So, I have been dutifully neglecting the part of my blog dedicated to the books I love to read. To this I say, “No more!” Alternately, for my dutiful Spanish readers out there, “Nada mas!” Anyway, so I just finished Dashiell Hammett’s classic, The Maltese Falcon. Hammett’s book, later made into a movie starring Humphrey Bogart, was written based off of his own background. He was both a resident of San Francisco and a former detective. Part of the brilliance of this story is the apparent reality there is for the setting. Many places he mentions are real, and those that aren’t are just alternate names given to real places. Additionally, the streets that the characters travel are completely real.
Hammett’s writing is well done. It’s not my favorite, but I didn’t detest it, certainly. He tells a good story with plenty of detail, but not in a Dickens-esqe serialist manner. The thing that’s interesting about the writing in the book is that there is no thought dialogue whatsoever. Plenty of the characters speak, but we don’t hear any of them think. Whether it works for you is really a matter of preference, but I’m standing behind it, and I’ll explain that later.
Without giving too much away, the story follows the main character, Sam Spade who is a private investigator working in San Francisco. A woman by the name of Brigid O’Shaughnessy approaches him (actually, it’s more complicated than this) to find, you guessed it, the Maltese Falcon. From there, you follow Sam’s twisting and turning to find this long lost treasure that everyone seems to have an interest in. Filled with romance, murder, false identities, and a hardass private investigator, this book is a definitive example of what a good detective novel needs to have.

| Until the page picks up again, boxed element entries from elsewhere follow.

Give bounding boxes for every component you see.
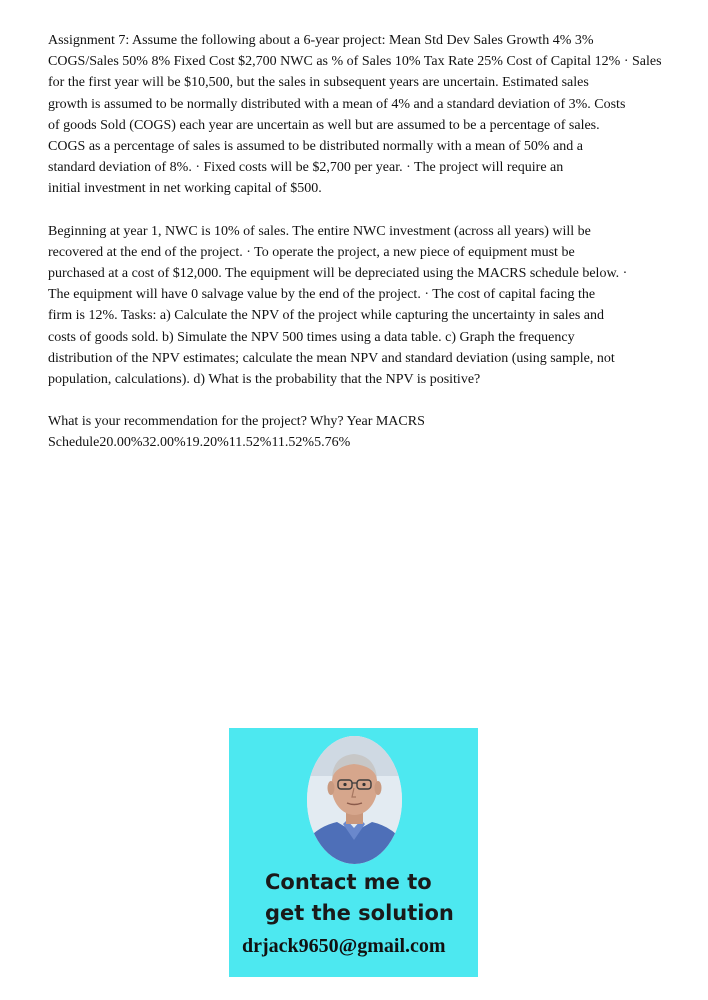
contact-email-link[interactable]: drjack9650@gmail.com bbox=[242, 935, 446, 957]
text-line: Schedule20.00%32.00%19.20%11.52%11.52%5.76% bbox=[48, 435, 351, 451]
text-line: Assignment 7: Assume the following about a 6-year project: Mean Std Dev Sales Growth 4% 3% bbox=[48, 33, 594, 48]
text-line: purchased at a cost of $12,000. The equipment will be depreciated using the MACRS schedule below. · bbox=[48, 266, 628, 282]
text-line: firm is 12%. Tasks: a) Calculate the NPV of the project while capturing the uncertainty in sales and bbox=[48, 308, 605, 324]
text-line: What is your recommendation for the project? Why? Year MACRS bbox=[48, 414, 425, 430]
paragraph-3 bbox=[48, 411, 688, 453]
paragraph-2 bbox=[48, 221, 688, 391]
text-line: Beginning at year 1, NWC is 10% of sales. The entire NWC investment (across all years) will be bbox=[48, 223, 591, 239]
paragraph-gap bbox=[48, 390, 688, 411]
text-line: standard deviation of 8%. · Fixed costs will be $2,700 per year. · The project will require an bbox=[48, 160, 564, 176]
document-body bbox=[48, 30, 688, 454]
text-line: growth is assumed to be normally distributed with a mean of 4% and a standard deviation of 3%. Costs bbox=[48, 96, 626, 112]
text-line: COGS/Sales 50% 8% Fixed Cost $2,700 NWC as % of Sales 10% Tax Rate 25% Cost of Capital 12% · Sales bbox=[48, 54, 662, 70]
text-line: COGS as a percentage of sales is assumed to be distributed normally with a mean of 50% and a bbox=[48, 139, 583, 155]
text-line: costs of goods sold. b) Simulate the NPV 500 times using a data table. c) Graph the frequency bbox=[48, 329, 575, 345]
text-line: recovered at the end of the project. · To operate the project, a new piece of equipment must be bbox=[48, 244, 575, 260]
text-line: of goods Sold (COGS) each year are uncertain as well but are assumed to be a percentage of sales. bbox=[48, 117, 600, 133]
paragraph-1 bbox=[48, 30, 688, 200]
cta-line-1: Contact me to bbox=[265, 870, 432, 894]
text-line: distribution of the NPV estimates; calculate the mean NPV and standard deviation (using sample, not bbox=[48, 350, 615, 366]
paragraph-gap bbox=[48, 200, 688, 221]
text-line: initial investment in net working capital of $500. bbox=[48, 181, 322, 197]
text-line: for the first year will be $10,500, but the sales in subsequent years are uncertain. Estimated sales bbox=[48, 75, 589, 91]
contact-promo-card[interactable] bbox=[229, 728, 478, 977]
text-line: population, calculations). d) What is the probability that the NPV is positive? bbox=[48, 372, 481, 388]
text-line: The equipment will have 0 salvage value by the end of the project. · The cost of capital facing the bbox=[48, 287, 596, 303]
portrait-photo bbox=[307, 736, 402, 864]
cta-line-2: get the solution bbox=[265, 901, 454, 925]
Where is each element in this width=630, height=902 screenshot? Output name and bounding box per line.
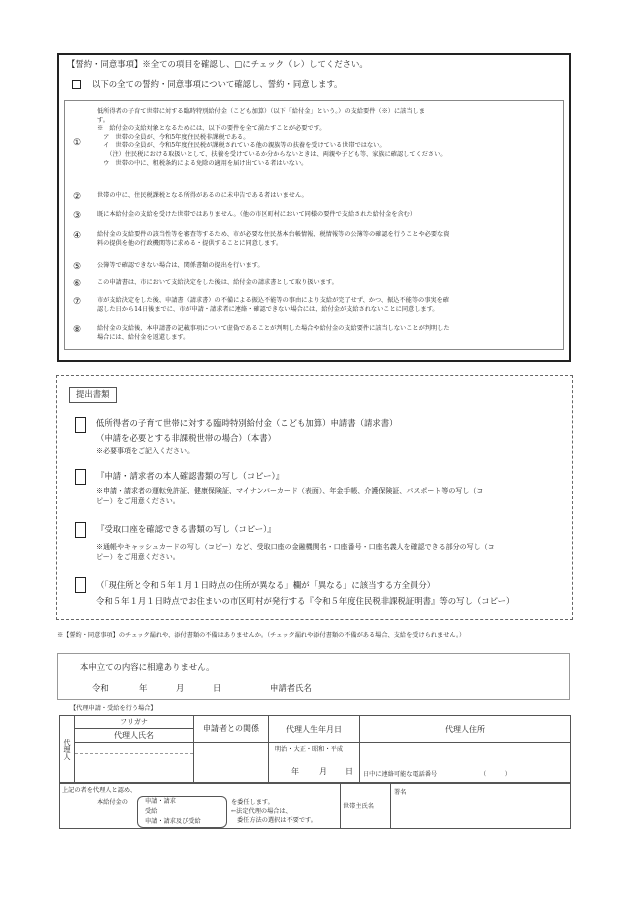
doc4-line1: （「現住所と令和５年１月１日時点の住所が異なる」欄が「異なる」に該当する方全員分）	[96, 580, 436, 590]
phone-paren: （ ）	[480, 771, 511, 778]
agent-name-label: 代理人氏名	[75, 729, 194, 743]
delegation-divider	[340, 783, 341, 829]
doc4-line2: 令和５年１月１日時点でお住まいの市区町村が発行する『令和５年度住民税非課税証明書』等の写し（コピー）	[96, 596, 515, 606]
oath-item-text: 場合には、給付金を返還します。	[97, 333, 190, 341]
legal-note-line2: 委任方法の選択は不要です。	[237, 817, 317, 824]
birth-day-label: 日	[345, 767, 353, 776]
doc3-checkbox[interactable]	[75, 522, 86, 538]
oath-item-text: イ 世帯の全員が、令和5年度住民税が課税されている他の親族等の扶養を受けている世帯ではない。	[97, 142, 386, 150]
agree-all-checkbox[interactable]	[72, 80, 81, 89]
householder-divider	[390, 783, 391, 829]
agent-side-label-cell	[60, 716, 75, 783]
householder-label: 世帯主氏名	[343, 803, 374, 810]
doc1-title: 低所得者の子育て世帯に対する臨時特別給付金（こども加算）申請書（請求書）	[96, 418, 398, 428]
agree-all-label: 以下の全ての誓約・同意事項について確認し、誓約・同意します。	[92, 79, 343, 89]
oath-heading: 【誓約・同意事項】※全ての項目を確認し、□にチェック（レ）してください。	[67, 59, 368, 69]
doc2-title: 『申請・請求者の本人確認書類の写し（コピー）』	[96, 471, 285, 481]
oath-item-number: ①	[73, 138, 82, 148]
oath-item-number: ③	[73, 211, 82, 221]
doc3-note-line2: ピー）をご用意ください。	[96, 553, 180, 561]
applicant-name-label: 申請者氏名	[270, 683, 312, 693]
documents-heading: 提出書類	[69, 387, 117, 403]
date-era: 令和	[92, 683, 109, 693]
delegate-option-both[interactable]: 申請・請求及び受給	[145, 818, 201, 825]
delegate-prefix: 本給付金の	[97, 799, 128, 806]
delegate-option-apply[interactable]: 申請・請求	[145, 798, 176, 805]
doc3-note-line1: ※通帳やキャッシュカードの写し（コピー）など、受取口座の金融機関名・口座番号・口座名義人を確認できる部分の写し（コ	[96, 543, 495, 551]
oath-item-number: ②	[73, 192, 82, 202]
birth-month-label: 月	[319, 767, 327, 776]
oath-item-text: 市が支給決定をした後、申請書（請求書）の不備による振込不能等の事由により支給が完了せず、かつ、振込不能等の事実を確	[97, 297, 449, 304]
date-year-label: 年	[139, 683, 148, 693]
declaration-text: 本申立ての内容に相違ありません。	[80, 662, 215, 672]
agent-side-label: 代理人	[63, 738, 71, 760]
oath-item-text: ア 世帯の全員が、令和5年度住民税非課税である。	[97, 133, 250, 141]
oath-item-text: 料の提供を他の行政機関等に求める・提供することに同意します。	[97, 239, 283, 247]
date-day-label: 日	[213, 683, 222, 693]
oath-item-text: 低所得者の子育て世帯に対する臨時特別給付金（こども加算）（以下「給付金」という。）の支給要件（※）に該当しま	[97, 108, 425, 115]
oath-item-text: 給付金の支給後、本申請書の記載事項について虚偽であることが判明した場合や給付金の支給要件に該当しないことが判明した	[97, 325, 450, 332]
oath-item-text: す。	[97, 116, 109, 124]
oath-item-number: ⑥	[73, 279, 82, 289]
birth-year-label: 年	[291, 767, 299, 776]
doc4-checkbox[interactable]	[75, 577, 86, 593]
oath-item-number: ④	[73, 231, 82, 241]
delegate-intro: 上記の者を代理人と認め、	[62, 787, 137, 794]
doc2-checkbox[interactable]	[75, 469, 86, 485]
doc1-checkbox[interactable]	[75, 417, 86, 433]
declaration-box	[57, 653, 570, 700]
delegate-suffix: を委任します。	[231, 799, 274, 806]
oath-item-text: 既に本給付金の支給を受けた世帯ではありません。（他の市区町村において同様の要件で支給された給付金を含む）	[97, 211, 417, 218]
oath-item-text: ※ 給付金の支給対象となるためには、以下の要件を全て満たすことが必要です。	[97, 125, 326, 133]
date-month-label: 月	[176, 683, 185, 693]
phone-label: 日中に連絡可能な電話番号	[363, 771, 438, 778]
furigana-label: フリガナ	[75, 716, 194, 729]
oath-item-text: この申請書は、市において支給決定をした後は、給付金の請求書として取り扱います。	[97, 279, 338, 286]
footnote: ※【誓約・同意事項】のチェック漏れや、添付書類の不備はありませんか。（チェック漏れや添付書類の不備がある場合、支給を受けられません。）	[57, 632, 466, 639]
doc2-note-line2: ピー）をご用意ください。	[96, 497, 180, 505]
oath-item-text: 認した日から14日後までに、市が申請・請求者に連絡・確認できない場合には、給付金が支給されないことに同意します。	[97, 305, 439, 313]
agent-table	[59, 715, 571, 783]
doc1-subtitle: （申請を必要とする非課税世帯の場合）（本書）	[96, 433, 277, 443]
legal-note-line1: ←法定代理の場合は、	[231, 808, 292, 815]
era-options: 明治・大正・昭和・平成	[275, 746, 344, 753]
oath-item-number: ⑤	[73, 262, 82, 272]
oath-item-text: 公簿等で確認できない場合は、関係書類の提出を行います。	[97, 262, 264, 269]
oath-item-number: ⑦	[73, 297, 82, 307]
relation-label: 申請者との関係	[194, 716, 269, 743]
birthdate-label: 代理人生年月日	[269, 716, 360, 743]
relation-field[interactable]	[194, 743, 269, 783]
oath-item-text: 給付金の支給要件の該当性等を審査等するため、市が必要な住民基本台帳情報、税情報等の公簿等の確認を行うことや必要な資	[97, 231, 450, 238]
oath-item-number: ⑧	[73, 325, 82, 335]
oath-item-text: （注）住民税における取扱いとして、扶養を受けているか分からないときは、両親や子ども等、家族に確認してください。	[97, 151, 447, 158]
oath-item-text: 世帯の中に、住民税課税となる所得があるのに未申告である者はいません。	[97, 192, 308, 199]
address-label: 代理人住所	[360, 716, 571, 743]
birthdate-field[interactable]	[269, 743, 360, 783]
doc1-note: ※必要事項をご記入ください。	[96, 447, 194, 455]
delegate-option-receive[interactable]: 受給	[145, 808, 158, 815]
doc3-title: 『受取口座を確認できる書類の写し（コピー）』	[96, 524, 276, 534]
address-field[interactable]	[360, 743, 571, 783]
agent-heading: 【代理申請・受給を行う場合】	[70, 705, 157, 712]
seal-label: 署名	[394, 789, 407, 796]
doc2-note-line1: ※申請・請求者の運転免許証、健康保険証、マイナンバーカード（表面）、年金手帳、介護保険証、パスポート等の写し（コ	[96, 487, 484, 495]
agent-name-field[interactable]	[75, 743, 194, 783]
oath-item-text: ウ 世帯の中に、租税条約による免除の適用を届け出ている者はいない。	[97, 159, 308, 167]
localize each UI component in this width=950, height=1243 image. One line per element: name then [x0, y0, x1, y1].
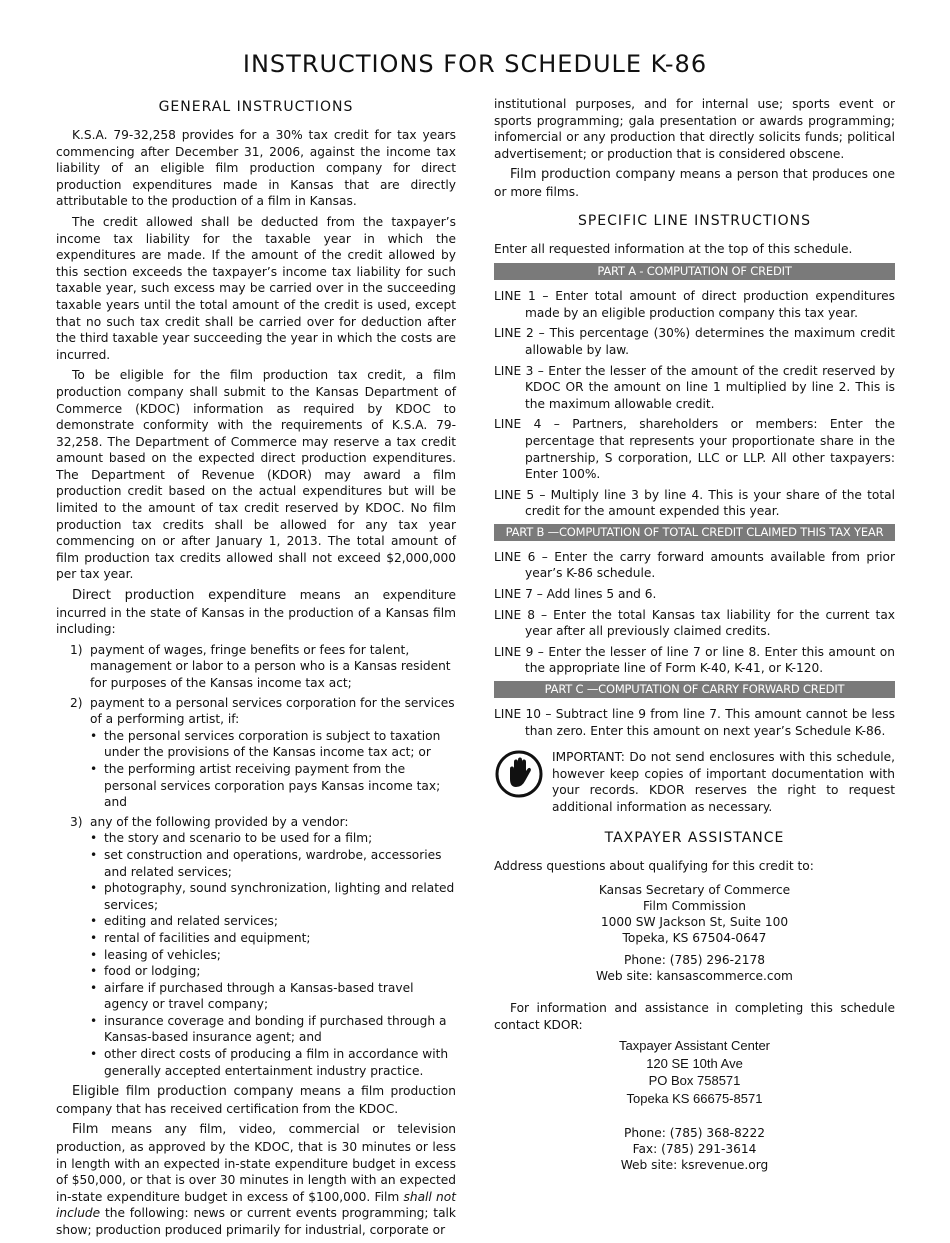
emphasis-text: shall not include	[56, 1189, 456, 1221]
address-line: Film Commission	[642, 899, 746, 914]
kdor-contact	[494, 1125, 895, 1173]
definition-term: Direct production expenditure	[72, 588, 287, 604]
bullet-item: • the personal services corporation is subject to taxation under the provisions of the Kansas income tax act; or	[90, 728, 456, 761]
important-text: IMPORTANT: Do not send enclosures with this schedule, however keep copies of important documentation with your records. KDOR reserves the right to request additional information as necessary.	[552, 750, 895, 814]
list-item-text: payment to a personal services corporation for the services of a performing artist, if:	[90, 695, 455, 727]
line-10-instruction: LINE 10 – Subtract line 9 from line 7. This amount cannot be less than zero. Enter this amount on next year’s Schedule K-86.	[494, 707, 895, 738]
line-6-instruction: LINE 6 – Enter the carry forward amounts available from prior year’s K-86 schedule.	[494, 549, 895, 581]
general-paragraph-1: K.S.A. 79-32,258 provides for a 30% tax credit for tax years commencing after December 31, 2006, against the income tax liability of an eligible film production company for direct production expenditures made in Kansas that are directly attributable to the production of a film in Kansas.	[56, 128, 456, 209]
commerce-website[interactable]: Web site: kansascommerce.com	[596, 969, 793, 984]
important-notice	[494, 749, 895, 815]
general-instructions-heading: GENERAL INSTRUCTIONS	[158, 99, 354, 115]
bullet-item: • insurance coverage and bonding if purchased through a Kansas-based insurance agent; and	[90, 1013, 456, 1046]
bullet-list	[90, 830, 456, 1079]
stop-hand-icon	[494, 749, 544, 799]
bullet-item: • the performing artist receiving payment from the personal services corporation pays Kansas income tax; and	[90, 761, 456, 811]
expenditure-list	[56, 642, 456, 1079]
list-item-text: any of the following provided by a vendor:	[90, 814, 349, 829]
address-line: Kansas Secretary of Commerce	[598, 883, 791, 898]
eligible-company-definition	[56, 1083, 456, 1117]
kdor-intro: For information and assistance in completing this schedule contact KDOR:	[494, 1001, 895, 1032]
part-c-header: PART C —COMPUTATION OF CARRY FORWARD CREDIT	[494, 681, 895, 698]
film-definition-continued: institutional purposes, and for internal use; sports event or sports programming; gala presentation or awards programming; infomercial or any production that directly solicits funds; political advertisement; or production that is considered obscene.	[494, 97, 895, 161]
page-title: INSTRUCTIONS FOR SCHEDULE K-86	[242, 50, 708, 78]
list-item-number: 2)	[70, 695, 83, 710]
list-item-text: payment of wages, fringe benefits or fees for talent, management or labor to a person who is a Kansas resident for purposes of the Kansas income tax act;	[90, 642, 451, 690]
line-2-instruction: LINE 2 – This percentage (30%) determines the maximum credit allowable by law.	[494, 326, 895, 357]
definition-text: means any film, video, commercial or television production, as approved by the KDOC, that is 30 minutes or less in length with an expected in-state expenditure budget in excess of $50,000, or that is over 30 minutes in length with an expected in-state expenditure budget in excess of $100,000. Film	[56, 1122, 456, 1204]
part-b-header: PART B —COMPUTATION OF TOTAL CREDIT CLAIMED THIS TAX YEAR	[494, 524, 895, 541]
definition-text: means a film production company that has received certification from the KDOC.	[56, 1084, 456, 1116]
line-1-instruction: LINE 1 – Enter total amount of direct production expenditures made by an eligible production company this tax year.	[494, 289, 895, 320]
kdor-address	[494, 1037, 895, 1107]
line-9-instruction: LINE 9 – Enter the lesser of line 7 or line 8. Enter this amount on the appropriate line of Form K-40, K-41, or K-120.	[494, 644, 895, 676]
bullet-item: • rental of facilities and equipment;	[90, 930, 456, 947]
definition-text: means an expenditure incurred in the state of Kansas in the production of a Kansas film including:	[56, 588, 456, 637]
bullet-item: • food or lodging;	[90, 963, 456, 980]
line-5-instruction: LINE 5 – Multiply line 3 by line 4. This is your share of the total credit for the amount expended this year.	[494, 487, 895, 519]
bullet-item: • set construction and operations, wardrobe, accessories and related services;	[90, 847, 456, 880]
specific-line-instructions-heading: SPECIFIC LINE INSTRUCTIONS	[577, 212, 812, 229]
bullet-item: • the story and scenario to be used for a film;	[90, 830, 456, 847]
list-item-number: 3)	[70, 814, 83, 829]
kdor-phone: Phone: (785) 368-8222	[623, 1126, 766, 1141]
kdor-fax: Fax: (785) 291-3614	[632, 1142, 757, 1157]
part-a-header: PART A - COMPUTATION OF CREDIT	[494, 263, 895, 280]
bullet-item: • leasing of vehicles;	[90, 947, 456, 964]
direct-production-expenditure-definition	[56, 587, 456, 638]
definition-text: means a person that produces one or more films.	[494, 167, 895, 199]
line-7-instruction: LINE 7 – Add lines 5 and 6.	[494, 587, 657, 602]
definition-term: Film production company	[510, 167, 676, 183]
commerce-contact	[494, 952, 895, 984]
general-paragraph-3: To be eligible for the film production tax credit, a film production company shall submit to the Kansas Department of Commerce (KDOC) information as required by KDOC to demonstrate conformity with the requirements of K.S.A. 79-32,258. The Department of Commerce may reserve a tax credit amount based on the expected direct production expenditures. The Department of Revenue (KDOR) may award a film production credit based on the actual expenditures but will be limited to the amount of tax credit reserved by KDOC. No film production tax credits shall be allowed for any tax year commencing on or after January 1, 2013. The total amount of film production tax credits allowed shall not exceed $2,000,000 per tax year.	[56, 368, 456, 582]
address-line: Taxpayer Assistant Center	[618, 1038, 771, 1054]
general-paragraph-2: The credit allowed shall be deducted from the taxpayer’s income tax liability for the taxable year in which the expenditures are made. If the amount of the credit allowed by this section exceeds the taxpayer’s income tax liability for such taxable year, such excess may be carried over in the succeeding taxable years until the total amount of the credit is used, except that no such tax credit shall be carried over for deduction after the third taxable year succeeding the year in which the costs are incurred.	[56, 214, 456, 362]
assistance-intro: Address questions about qualifying for this credit to:	[494, 858, 814, 873]
line-4-instruction: LINE 4 – Partners, shareholders or members: Enter the percentage that represents your proportionate share in the partnership, S corporation, LLC or LLP. All other taxpayers: Enter 100%.	[494, 417, 895, 482]
definition-term: Eligible film production company	[72, 1084, 294, 1100]
address-line: Topeka KS 66675-8571	[626, 1090, 763, 1106]
taxpayer-assistance-heading: TAXPAYER ASSISTANCE	[604, 829, 785, 846]
bullet-item: • photography, sound synchronization, lighting and related services;	[90, 880, 456, 913]
definition-text: the following: news or current events programming; talk show; production produced primarily for industrial, corporate or	[56, 1206, 456, 1237]
address-line: Topeka, KS 67504-0647	[622, 931, 767, 946]
film-definition	[56, 1121, 456, 1238]
address-line: 1000 SW Jackson St, Suite 100	[600, 915, 789, 930]
film-production-company-definition	[494, 166, 895, 200]
list-item-number: 1)	[70, 642, 83, 657]
kdor-website[interactable]: Web site: ksrevenue.org	[620, 1158, 769, 1173]
line-8-instruction: LINE 8 – Enter the total Kansas tax liability for the current tax year after all previously claimed credits.	[494, 607, 895, 639]
list-item	[56, 695, 456, 811]
definition-term: Film	[72, 1122, 99, 1138]
bullet-item: • editing and related services;	[90, 913, 456, 930]
address-line: PO Box 758571	[648, 1073, 741, 1089]
bullet-item: • other direct costs of producing a film in accordance with generally accepted entertainment industry practice.	[90, 1046, 456, 1079]
address-line: 120 SE 10th Ave	[646, 1055, 743, 1071]
line-3-instruction: LINE 3 – Enter the lesser of the amount of the credit reserved by KDOC OR the amount on line 1 multiplied by line 2. This is the maximum allowable credit.	[494, 363, 895, 411]
left-column	[56, 97, 456, 1243]
bullet-list	[90, 728, 456, 811]
commerce-phone: Phone: (785) 296-2178	[623, 953, 766, 968]
right-column	[494, 97, 895, 1179]
commerce-address	[494, 882, 895, 946]
list-item	[56, 642, 456, 692]
specific-intro: Enter all requested information at the top of this schedule.	[494, 241, 853, 256]
list-item	[56, 814, 456, 1080]
bullet-item: • airfare if purchased through a Kansas-based travel agency or travel company;	[90, 980, 456, 1013]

The character Sam Spad is confounding to say the least. He is defined as a “hard-boiled” detective, and it makes sense. Throughout, Spade is one to get his way. Every time. There are pages and pages of back and forth for doing it Spade’s way versus any other way, and Spade always receives the other party’s consent. Never the other way around. This includes his business dealings when he seeks to milk his client for every last dollar bill left in their wallet or purse. Surely his motives seem obvious: money. Or is it? On the other hand Spade does pursue justice for his murdered partner and does entertain a love interest through O’Shaughnessy. This leads us to a bigger question: where is his moral compass pointing? If it even exists, that is. I’m not going to delve into my interpretation, but I will say this: the cleverness of withholding thought dialogue is evinced when these questions arise. When we have to judge a character simply by what they say and do, it makes the reader’s job much more involved. Hammett was a detective himself, and he was always looking for answers but he didn’t do it by reading their thoughts, he had to go with what they said and did. It was all he had. Maybe this is Hammett’s way of letting us do the same guess work, or maybe he just forgot to put it in. I don’t really know. What I do know is that it adds something to the book. Maybe not much, but something nonetheless.